NOTE: A fine finish can be made using the turret
and multiple passes.

I am baffled by step 9. as the depth adjustment knob has no effect on tuning the depth. My plunge base has no threads in it that mate to the threads on the rod which the depth adjust knob turns, unlike the fixed base which does have mating threads. It just has a large hole that the rod goes into. I can only adjust the depth using the depth stop rod which is in increments of 1/8 inch. Maybe you can enlighten me and how to do the fine adjust. 

Thanks


----------



## PAD3 (Oct 20, 2013)

I do not have the same type router you have. I have a Bosch, but I think this video will help you.
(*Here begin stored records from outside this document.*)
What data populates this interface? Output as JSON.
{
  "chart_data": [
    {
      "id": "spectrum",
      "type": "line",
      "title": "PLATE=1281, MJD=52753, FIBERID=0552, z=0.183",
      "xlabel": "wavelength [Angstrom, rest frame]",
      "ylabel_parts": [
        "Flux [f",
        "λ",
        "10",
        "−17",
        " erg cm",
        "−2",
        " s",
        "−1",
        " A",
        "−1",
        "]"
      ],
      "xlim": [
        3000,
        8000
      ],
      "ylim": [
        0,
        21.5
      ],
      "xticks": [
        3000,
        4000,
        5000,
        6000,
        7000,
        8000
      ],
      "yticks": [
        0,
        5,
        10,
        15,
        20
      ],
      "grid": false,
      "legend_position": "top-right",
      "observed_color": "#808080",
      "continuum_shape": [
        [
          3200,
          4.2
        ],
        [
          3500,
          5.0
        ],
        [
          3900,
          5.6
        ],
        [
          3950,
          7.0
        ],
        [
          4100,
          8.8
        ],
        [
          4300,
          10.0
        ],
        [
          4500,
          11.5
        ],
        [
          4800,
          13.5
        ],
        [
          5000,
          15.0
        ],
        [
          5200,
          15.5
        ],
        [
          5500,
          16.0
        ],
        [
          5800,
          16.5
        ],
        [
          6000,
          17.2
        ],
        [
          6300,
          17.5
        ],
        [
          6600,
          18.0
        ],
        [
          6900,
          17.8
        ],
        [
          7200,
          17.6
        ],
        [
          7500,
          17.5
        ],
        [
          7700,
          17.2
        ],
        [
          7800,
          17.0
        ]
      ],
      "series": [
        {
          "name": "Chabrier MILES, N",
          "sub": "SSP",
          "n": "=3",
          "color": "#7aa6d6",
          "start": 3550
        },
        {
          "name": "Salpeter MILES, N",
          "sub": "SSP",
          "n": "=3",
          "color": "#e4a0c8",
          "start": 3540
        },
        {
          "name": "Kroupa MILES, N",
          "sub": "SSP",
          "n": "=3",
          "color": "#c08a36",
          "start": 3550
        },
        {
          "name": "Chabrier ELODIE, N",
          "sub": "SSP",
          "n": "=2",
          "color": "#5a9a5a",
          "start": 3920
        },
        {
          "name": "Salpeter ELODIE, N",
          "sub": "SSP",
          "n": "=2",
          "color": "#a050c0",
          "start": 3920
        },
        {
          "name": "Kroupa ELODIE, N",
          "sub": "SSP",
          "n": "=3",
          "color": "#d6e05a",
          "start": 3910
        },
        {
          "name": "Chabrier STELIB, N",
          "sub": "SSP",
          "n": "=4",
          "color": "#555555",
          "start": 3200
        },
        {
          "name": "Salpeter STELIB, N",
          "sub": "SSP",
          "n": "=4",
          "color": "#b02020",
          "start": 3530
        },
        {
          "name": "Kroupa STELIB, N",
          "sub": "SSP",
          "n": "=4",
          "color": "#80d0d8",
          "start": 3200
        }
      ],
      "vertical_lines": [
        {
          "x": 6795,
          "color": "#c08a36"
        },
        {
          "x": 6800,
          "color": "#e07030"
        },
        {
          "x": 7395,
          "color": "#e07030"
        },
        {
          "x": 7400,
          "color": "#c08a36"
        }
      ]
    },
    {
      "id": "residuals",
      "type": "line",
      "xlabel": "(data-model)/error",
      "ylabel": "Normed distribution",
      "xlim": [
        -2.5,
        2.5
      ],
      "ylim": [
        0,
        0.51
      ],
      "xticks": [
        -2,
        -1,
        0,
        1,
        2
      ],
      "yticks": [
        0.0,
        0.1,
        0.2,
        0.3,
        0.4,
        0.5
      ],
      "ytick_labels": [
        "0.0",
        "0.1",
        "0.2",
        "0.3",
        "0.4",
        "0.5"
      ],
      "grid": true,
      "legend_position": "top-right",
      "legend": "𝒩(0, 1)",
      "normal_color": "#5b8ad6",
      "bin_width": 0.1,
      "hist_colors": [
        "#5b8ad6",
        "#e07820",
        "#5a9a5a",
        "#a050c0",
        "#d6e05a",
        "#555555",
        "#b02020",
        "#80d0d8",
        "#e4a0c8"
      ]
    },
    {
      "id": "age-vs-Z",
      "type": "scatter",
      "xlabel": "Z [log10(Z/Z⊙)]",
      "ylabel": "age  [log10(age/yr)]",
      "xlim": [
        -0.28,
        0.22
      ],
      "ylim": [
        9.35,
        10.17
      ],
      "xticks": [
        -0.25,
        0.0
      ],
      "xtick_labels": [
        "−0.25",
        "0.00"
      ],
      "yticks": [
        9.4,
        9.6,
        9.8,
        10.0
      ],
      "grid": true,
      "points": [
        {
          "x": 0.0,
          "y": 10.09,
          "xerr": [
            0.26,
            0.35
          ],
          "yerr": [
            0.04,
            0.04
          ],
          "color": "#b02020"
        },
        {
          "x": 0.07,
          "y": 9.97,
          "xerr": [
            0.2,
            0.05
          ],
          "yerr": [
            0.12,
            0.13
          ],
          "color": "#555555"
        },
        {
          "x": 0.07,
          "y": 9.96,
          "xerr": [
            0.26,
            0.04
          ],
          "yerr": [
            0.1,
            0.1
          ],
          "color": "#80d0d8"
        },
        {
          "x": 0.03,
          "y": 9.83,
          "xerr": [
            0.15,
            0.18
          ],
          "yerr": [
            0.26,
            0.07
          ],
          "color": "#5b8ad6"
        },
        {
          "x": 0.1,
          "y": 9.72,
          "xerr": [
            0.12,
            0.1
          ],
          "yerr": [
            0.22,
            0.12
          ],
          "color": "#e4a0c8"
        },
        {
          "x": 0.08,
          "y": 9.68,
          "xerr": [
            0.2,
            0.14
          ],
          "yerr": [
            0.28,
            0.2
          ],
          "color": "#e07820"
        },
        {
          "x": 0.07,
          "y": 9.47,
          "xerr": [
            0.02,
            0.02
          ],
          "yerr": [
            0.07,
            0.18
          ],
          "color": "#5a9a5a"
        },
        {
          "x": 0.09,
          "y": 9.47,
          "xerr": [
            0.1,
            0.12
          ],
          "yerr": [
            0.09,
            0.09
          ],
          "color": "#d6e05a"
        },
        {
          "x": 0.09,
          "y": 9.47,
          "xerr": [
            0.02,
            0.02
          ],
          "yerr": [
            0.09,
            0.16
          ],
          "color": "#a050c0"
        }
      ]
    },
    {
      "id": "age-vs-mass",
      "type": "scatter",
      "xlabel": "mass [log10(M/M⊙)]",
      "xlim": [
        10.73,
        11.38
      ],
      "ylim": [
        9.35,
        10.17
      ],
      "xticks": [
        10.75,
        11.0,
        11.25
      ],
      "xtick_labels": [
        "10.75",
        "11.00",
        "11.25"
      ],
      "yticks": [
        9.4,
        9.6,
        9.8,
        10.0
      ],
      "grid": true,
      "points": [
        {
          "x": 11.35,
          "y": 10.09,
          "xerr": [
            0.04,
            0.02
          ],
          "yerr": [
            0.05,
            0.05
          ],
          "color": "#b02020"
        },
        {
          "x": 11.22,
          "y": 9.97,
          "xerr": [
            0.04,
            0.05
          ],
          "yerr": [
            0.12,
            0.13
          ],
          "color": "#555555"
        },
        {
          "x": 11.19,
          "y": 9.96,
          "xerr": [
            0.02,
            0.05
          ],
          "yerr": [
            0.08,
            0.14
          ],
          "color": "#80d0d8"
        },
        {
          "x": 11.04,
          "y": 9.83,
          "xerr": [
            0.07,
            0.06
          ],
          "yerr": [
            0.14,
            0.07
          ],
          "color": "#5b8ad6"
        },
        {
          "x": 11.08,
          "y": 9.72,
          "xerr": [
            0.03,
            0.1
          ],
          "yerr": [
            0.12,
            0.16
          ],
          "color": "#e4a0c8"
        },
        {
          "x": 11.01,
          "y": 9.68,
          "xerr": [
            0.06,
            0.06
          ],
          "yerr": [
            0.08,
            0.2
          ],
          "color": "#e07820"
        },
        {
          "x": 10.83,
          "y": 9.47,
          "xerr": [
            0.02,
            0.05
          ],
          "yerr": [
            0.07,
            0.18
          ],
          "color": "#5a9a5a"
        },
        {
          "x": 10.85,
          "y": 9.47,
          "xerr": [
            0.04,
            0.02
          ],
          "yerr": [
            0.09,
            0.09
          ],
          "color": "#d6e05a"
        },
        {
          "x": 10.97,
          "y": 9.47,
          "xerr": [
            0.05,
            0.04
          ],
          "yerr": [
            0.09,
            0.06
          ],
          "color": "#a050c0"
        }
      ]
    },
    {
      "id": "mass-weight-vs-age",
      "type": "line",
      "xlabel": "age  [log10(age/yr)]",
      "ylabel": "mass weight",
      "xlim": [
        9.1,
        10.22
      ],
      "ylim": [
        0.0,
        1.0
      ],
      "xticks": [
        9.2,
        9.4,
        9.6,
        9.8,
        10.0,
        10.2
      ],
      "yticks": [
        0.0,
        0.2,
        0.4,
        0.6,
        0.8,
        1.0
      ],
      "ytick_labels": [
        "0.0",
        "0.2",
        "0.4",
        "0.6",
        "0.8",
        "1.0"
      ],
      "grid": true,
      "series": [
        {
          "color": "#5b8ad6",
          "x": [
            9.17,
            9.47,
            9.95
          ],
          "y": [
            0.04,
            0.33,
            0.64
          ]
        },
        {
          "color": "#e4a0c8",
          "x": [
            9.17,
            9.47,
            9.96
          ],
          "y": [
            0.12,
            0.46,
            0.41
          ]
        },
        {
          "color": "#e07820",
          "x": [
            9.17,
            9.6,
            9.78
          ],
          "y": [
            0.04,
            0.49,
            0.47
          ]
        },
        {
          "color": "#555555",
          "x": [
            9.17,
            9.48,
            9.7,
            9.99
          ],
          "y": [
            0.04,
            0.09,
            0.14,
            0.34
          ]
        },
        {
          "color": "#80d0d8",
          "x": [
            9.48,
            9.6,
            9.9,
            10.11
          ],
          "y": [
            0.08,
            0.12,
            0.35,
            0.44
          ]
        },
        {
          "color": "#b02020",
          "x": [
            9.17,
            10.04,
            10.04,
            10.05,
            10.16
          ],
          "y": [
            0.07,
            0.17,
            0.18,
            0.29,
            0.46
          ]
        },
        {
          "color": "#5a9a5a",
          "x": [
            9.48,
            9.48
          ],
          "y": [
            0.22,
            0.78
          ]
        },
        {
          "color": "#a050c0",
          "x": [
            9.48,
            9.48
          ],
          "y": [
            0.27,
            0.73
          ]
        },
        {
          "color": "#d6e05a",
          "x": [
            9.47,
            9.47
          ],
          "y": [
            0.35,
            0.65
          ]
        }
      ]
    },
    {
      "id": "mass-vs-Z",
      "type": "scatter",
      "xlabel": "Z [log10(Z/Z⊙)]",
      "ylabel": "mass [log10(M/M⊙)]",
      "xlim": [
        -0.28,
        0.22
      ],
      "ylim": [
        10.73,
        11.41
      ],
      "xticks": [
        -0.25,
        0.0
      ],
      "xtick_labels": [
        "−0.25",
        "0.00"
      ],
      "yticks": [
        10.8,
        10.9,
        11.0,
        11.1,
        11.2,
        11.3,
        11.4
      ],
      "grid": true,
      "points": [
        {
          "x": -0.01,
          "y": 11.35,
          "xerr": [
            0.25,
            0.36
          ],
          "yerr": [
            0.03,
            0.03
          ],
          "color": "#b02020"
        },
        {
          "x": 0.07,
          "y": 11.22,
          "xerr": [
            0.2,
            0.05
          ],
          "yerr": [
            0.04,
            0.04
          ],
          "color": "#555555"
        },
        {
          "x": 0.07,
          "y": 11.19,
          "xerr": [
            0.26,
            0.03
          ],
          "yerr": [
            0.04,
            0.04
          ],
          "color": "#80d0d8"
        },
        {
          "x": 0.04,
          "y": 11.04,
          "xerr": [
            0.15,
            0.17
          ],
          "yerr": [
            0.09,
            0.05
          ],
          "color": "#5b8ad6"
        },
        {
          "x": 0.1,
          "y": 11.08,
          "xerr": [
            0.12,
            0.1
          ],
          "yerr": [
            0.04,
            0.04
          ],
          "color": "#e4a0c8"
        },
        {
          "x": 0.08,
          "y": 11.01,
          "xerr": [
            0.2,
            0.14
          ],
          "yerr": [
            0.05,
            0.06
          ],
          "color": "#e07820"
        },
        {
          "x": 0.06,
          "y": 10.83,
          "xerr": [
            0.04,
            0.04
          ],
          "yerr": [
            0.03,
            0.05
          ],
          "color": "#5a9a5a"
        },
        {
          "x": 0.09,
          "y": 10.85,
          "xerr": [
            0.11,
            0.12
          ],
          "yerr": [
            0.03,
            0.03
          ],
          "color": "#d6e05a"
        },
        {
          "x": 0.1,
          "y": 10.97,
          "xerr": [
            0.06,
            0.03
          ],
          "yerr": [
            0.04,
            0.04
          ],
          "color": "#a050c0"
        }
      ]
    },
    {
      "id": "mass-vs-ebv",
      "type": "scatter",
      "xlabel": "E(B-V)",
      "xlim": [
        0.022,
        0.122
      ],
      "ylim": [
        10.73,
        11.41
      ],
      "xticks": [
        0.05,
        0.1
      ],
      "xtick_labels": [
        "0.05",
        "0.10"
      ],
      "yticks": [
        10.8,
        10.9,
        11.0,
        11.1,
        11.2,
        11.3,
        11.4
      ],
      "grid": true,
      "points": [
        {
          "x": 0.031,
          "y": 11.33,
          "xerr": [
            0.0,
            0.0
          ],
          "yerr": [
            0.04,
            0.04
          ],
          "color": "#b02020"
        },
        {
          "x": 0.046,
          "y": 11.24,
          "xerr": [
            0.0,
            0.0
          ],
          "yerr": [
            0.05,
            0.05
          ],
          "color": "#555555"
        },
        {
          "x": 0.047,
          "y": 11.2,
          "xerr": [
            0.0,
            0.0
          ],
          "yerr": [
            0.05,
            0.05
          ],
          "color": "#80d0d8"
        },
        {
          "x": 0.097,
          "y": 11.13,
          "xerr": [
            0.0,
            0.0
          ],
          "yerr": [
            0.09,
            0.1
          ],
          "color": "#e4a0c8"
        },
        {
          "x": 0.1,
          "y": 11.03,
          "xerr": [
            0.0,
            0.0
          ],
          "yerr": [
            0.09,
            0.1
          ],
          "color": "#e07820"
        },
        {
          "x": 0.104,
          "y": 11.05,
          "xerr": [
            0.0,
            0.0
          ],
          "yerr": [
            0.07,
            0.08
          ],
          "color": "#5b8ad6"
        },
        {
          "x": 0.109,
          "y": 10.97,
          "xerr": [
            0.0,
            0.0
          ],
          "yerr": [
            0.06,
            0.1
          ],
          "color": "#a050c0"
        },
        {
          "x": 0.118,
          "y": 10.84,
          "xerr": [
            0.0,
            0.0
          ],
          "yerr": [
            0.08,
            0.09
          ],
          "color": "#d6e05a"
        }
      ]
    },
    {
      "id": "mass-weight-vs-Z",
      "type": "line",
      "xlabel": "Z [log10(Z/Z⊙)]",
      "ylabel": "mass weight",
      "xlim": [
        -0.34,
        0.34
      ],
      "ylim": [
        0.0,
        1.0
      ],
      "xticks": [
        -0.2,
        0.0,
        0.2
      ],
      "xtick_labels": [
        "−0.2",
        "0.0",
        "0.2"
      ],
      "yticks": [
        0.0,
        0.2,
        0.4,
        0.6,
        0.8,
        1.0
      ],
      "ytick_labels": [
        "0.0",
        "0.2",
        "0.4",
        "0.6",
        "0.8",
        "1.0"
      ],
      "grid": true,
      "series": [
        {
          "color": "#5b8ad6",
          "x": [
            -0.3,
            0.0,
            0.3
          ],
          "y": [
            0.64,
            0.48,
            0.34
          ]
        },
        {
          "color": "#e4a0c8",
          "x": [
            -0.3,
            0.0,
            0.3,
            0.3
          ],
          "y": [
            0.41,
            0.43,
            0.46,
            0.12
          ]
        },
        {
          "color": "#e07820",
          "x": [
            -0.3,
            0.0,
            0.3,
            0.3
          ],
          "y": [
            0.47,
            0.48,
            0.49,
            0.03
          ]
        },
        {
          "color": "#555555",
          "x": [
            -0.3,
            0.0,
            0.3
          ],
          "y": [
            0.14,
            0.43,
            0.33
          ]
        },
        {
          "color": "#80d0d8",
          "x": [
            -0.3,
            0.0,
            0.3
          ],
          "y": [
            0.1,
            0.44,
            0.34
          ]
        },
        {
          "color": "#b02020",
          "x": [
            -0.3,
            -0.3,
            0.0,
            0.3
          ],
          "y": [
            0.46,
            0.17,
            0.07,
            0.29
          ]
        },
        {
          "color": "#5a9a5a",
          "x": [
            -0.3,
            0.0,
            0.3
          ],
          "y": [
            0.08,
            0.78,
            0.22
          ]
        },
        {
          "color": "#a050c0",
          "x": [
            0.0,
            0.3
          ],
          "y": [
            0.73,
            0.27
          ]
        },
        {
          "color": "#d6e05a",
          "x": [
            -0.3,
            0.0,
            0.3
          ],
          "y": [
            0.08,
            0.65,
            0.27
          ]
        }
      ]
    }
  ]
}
It is very straight forward and pretty generic.


----------



## Quillman (Aug 16, 2010)

You're straining at a gnat.
All router depth of cut mechanisms are guesses.
The variables include the slop in the mechanism, the scales are never accurate,
end flute lengths vary, motor lock slop, backlash, and so on.
Don't take the instructions seriously.
Always test on scrap; there's too many surprises in Routerdom.
Routers


----------



## Cherryville Chuck (Sep 28, 2010)

Joel you use the rod to initially measure zero and then you change the rod to the depth you want to achieve. By rotating the turret and setting the screw heights you can plunge to intermediate depths before you rout the final depth. As Pat suggested the measurements on the rod are crude and the turret can have excessive play so precision can be hard to come by.


----------